BRISBANE — While originally billed as a "counter-conference" to the planned Commonwealth Heads of Government Meeting, a teach-in attended by over 150 activists expanded its field of vision and discussed the US war in the Middle East and the connection between anti-war activism and the global justice movement.

The October 7 conference, jointly organised by the CHOGM Action Network and the Stop CHOGM Alliance, took place a day after a thousands-strong people's march against war through the city's streets.

The international dimensions of the movement were a focus of the first plenary session, which featured Tafadzwa Choto of the Zimbabwean International Socialist Organisation, Jim McIlroy of the No War coalition, Jess Whyte of the Melbourne Refugee Action Collective and indigenous rights activist Sam Watson, who is the Socialist Alliance's lead candidate for the Queensland Senate.

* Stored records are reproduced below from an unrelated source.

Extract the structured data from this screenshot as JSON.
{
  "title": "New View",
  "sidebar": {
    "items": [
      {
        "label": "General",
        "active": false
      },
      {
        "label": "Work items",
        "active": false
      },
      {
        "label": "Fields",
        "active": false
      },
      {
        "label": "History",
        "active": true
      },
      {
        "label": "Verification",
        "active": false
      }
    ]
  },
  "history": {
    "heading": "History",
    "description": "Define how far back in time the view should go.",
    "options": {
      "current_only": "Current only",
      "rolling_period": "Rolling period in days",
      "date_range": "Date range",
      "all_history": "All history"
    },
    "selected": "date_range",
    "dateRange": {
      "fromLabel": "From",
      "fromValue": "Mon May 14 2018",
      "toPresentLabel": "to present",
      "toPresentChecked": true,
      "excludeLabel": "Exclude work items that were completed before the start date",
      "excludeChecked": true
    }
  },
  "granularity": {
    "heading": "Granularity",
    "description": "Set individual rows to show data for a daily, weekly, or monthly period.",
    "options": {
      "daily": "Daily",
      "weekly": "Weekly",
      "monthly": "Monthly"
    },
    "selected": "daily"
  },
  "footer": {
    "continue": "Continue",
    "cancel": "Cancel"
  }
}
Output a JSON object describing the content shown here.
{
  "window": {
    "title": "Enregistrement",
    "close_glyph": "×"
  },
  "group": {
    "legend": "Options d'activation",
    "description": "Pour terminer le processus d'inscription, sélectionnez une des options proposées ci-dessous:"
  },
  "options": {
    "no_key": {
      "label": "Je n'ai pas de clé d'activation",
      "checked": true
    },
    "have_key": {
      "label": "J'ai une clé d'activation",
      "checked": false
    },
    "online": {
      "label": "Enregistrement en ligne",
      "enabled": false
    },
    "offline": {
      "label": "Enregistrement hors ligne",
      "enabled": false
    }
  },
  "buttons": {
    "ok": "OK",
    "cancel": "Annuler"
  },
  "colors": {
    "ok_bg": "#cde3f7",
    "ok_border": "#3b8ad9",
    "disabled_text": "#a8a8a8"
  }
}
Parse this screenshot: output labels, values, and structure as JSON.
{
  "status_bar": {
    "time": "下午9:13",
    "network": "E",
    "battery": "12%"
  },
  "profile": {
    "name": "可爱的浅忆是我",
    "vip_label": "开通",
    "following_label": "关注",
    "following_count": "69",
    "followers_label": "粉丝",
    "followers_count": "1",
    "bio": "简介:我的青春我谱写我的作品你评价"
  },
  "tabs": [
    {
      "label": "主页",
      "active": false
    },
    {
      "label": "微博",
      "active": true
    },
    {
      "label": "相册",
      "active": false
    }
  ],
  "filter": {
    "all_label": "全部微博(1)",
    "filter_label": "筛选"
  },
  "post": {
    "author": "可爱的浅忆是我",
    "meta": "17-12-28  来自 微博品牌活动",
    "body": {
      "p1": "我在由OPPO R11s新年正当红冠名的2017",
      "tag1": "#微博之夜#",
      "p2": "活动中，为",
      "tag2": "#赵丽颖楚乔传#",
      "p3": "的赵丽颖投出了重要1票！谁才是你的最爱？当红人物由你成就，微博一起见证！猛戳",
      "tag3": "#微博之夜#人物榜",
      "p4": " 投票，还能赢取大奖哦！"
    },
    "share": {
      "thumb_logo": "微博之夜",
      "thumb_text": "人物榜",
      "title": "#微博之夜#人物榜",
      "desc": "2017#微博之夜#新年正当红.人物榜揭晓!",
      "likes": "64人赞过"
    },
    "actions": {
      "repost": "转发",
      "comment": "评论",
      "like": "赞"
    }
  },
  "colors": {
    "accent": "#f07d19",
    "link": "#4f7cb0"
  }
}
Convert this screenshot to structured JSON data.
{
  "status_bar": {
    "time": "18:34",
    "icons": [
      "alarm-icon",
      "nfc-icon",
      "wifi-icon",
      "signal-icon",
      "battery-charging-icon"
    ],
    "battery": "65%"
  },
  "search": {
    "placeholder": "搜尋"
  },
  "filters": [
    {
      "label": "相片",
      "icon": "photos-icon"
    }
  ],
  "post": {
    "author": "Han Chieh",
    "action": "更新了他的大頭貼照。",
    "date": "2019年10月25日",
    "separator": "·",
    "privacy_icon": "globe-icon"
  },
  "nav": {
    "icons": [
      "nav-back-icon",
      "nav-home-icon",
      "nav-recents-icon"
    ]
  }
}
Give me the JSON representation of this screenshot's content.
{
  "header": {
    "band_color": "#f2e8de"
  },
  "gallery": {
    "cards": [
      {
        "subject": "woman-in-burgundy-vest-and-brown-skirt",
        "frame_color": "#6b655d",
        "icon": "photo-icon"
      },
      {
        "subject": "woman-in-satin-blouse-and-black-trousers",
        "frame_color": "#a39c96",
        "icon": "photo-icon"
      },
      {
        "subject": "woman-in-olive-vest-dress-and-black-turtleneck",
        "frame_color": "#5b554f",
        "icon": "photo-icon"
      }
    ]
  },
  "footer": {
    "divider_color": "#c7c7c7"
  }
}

The second plenary moved on to begin discussion about the future of the movement, many participants focussing on the relationship between organising against the war and organising against corporate globalisation.

Featured speakers included Karen Fletcher from the Democratic Socialist Party, who urged the movement to be more flexible in its choice of tactics, Hamish Alcorn of Friends of the Earth, who spoke of ways to develop "dual power" rooted in local communities, Luke Deer of the ISO, Sarah Moles of the Greens and Ciaron O'Reilly of the Ploughshares movement.

Conference participants also had their pick of more than 20 different workshops.